Commentary: Micah Halpern’s Latest From the Middle East
(Micah Halpern is a long time friend of tThe Morning Zone Program. You can hear his daily audio blogs live at 6:33 and 9:35 AM MDT Monday through Friday on AM650 KGAB and www.kgab.com)
Monday June 25, 2012
As soon as it was announced that Muslim Brotherhood candidate Mohammed Morsi won the presidential election in Egypt the calls of congratulations came pouring in.
The United States, England and Turkey are among the many nations that offered standard, diplomatically imbued, blessings.
The interesting messages are those delivered by the so-called “friends” of Egypt.
Hamas: the win is “a historic moment and a new era in the history of Egypt.” It is a “defeat for the program of normalization and security cooperation with the enemy (Israel).”
Fatah: “We congratulate Doctor Mohamed Morsi, the Muslim Brotherhood candidate, on his win in the Egyptian presidential elections, and his election as president of Egypt.”
You don’t even have to read between the lines, it is all spelled out clearly in word and in tone: Hamas sees eye to eye with the Muslim Brotherhood and Fatah would have preferred the secular candidate.
Ahmadinejad in Venezuela
Sunday June 24, 2012
An official Venezuelan newspaper ran a story, timed for this visit of the Iranian leader, recalling that during his visit to Venezuela in 2006, the Venezuelans gave Iran an F-16 fighter jet.
The jet came from a batch of twenty-three F-16 jests that the United States had sold to Venezuela in 1983. According to the report the F-16 was disassembled and loaded on to an air force 707 and flown to Iran where it was reassembled.
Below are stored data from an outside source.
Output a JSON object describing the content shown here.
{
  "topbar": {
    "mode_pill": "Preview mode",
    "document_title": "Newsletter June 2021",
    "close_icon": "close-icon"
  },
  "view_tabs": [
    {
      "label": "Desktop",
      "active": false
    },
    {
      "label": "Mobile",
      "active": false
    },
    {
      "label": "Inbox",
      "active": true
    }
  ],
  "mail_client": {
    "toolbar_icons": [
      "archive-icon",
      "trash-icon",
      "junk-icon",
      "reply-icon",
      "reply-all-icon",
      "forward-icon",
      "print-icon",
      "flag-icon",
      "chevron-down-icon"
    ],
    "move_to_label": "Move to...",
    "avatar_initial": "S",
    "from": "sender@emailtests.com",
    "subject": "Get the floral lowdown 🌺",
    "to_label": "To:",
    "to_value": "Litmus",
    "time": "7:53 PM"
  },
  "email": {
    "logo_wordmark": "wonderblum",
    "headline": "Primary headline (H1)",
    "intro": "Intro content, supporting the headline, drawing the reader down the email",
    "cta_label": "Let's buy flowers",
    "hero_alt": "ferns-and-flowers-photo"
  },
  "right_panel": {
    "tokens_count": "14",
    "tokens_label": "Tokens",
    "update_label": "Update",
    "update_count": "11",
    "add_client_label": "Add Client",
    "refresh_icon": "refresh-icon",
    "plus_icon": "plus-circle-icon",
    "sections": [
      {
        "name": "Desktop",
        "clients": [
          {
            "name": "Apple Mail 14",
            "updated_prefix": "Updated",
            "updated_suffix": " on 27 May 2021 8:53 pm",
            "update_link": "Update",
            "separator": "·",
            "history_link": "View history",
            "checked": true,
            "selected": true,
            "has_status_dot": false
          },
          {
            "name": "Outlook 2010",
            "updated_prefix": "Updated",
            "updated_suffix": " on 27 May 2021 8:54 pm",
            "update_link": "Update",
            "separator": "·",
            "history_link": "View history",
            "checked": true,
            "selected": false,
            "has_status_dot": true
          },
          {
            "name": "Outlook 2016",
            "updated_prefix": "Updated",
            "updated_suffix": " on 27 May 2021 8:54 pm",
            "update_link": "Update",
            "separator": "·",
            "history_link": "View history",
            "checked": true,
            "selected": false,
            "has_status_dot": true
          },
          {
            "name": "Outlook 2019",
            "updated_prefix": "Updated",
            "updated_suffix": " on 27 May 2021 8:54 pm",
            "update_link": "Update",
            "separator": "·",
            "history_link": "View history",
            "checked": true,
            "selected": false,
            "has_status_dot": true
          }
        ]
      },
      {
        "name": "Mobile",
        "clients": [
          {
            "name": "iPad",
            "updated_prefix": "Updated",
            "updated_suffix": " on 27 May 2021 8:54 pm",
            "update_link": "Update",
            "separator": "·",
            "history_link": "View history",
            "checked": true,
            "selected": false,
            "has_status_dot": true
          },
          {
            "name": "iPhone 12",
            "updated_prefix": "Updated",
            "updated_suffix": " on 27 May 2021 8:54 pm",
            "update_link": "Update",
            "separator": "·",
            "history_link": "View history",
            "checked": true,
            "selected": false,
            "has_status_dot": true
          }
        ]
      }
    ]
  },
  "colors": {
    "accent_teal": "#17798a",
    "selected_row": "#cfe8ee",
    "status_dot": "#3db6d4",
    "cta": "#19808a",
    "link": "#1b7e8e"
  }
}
The obvious purpose in giving the plane was to allow Iran to calibrate their air defense systems. The United States and the Israelis use F-16s.
The US and Israel are aware of this transfer and know that more than half of the original F-16s have been sold to other countries – all for the same reason.
The upside it that the F-16 of 1983 barely resembles current F-16s and that Israel has gussied up their versions with their own electronics.
If Iran is basing their air defense system on the level of 1983 F-16s, they have to make serous estimates about the current capabilities of the F-16. That is serious guesswork.
Friday June 22, 2012
I was very impressed when I read the transcript of the conversation between Secretary of State Hillary Clinton and former Secretary of State James Baker, moderated by Charlie Rose.
Four years later, on the issue of Iran, Clinton showed a real understanding of the nuanced and complicated nature of the country and of how decisions are made there. Four years later, she almost gets it.
She explained that there is serious debate inside high levels of leadership within Iran.
She explained that there is a significant part of Iranian leadership that actually wants to be attacked because of the benefits that would emerge after a Western or Israeli attack.
She explained that there are those who know that the Iranian economy could be galloping ahead if only the Iranians backed down – and that backing down is not that big a step considering the benefits that would be reaped.
About all this, Secretary of State Clinton is correct.
Missing from her analysis is the machismo and ego aspect of the equation.
Granted, backing down is simple for some – but for Iran it is nearly impossible. Because the issue and the conflict have become so public, backing down would be tantamount to public humiliation.
The United States may not care much about that part of the equation, but for Iran, it is a really big deal – or in this case, a really big deal breaker.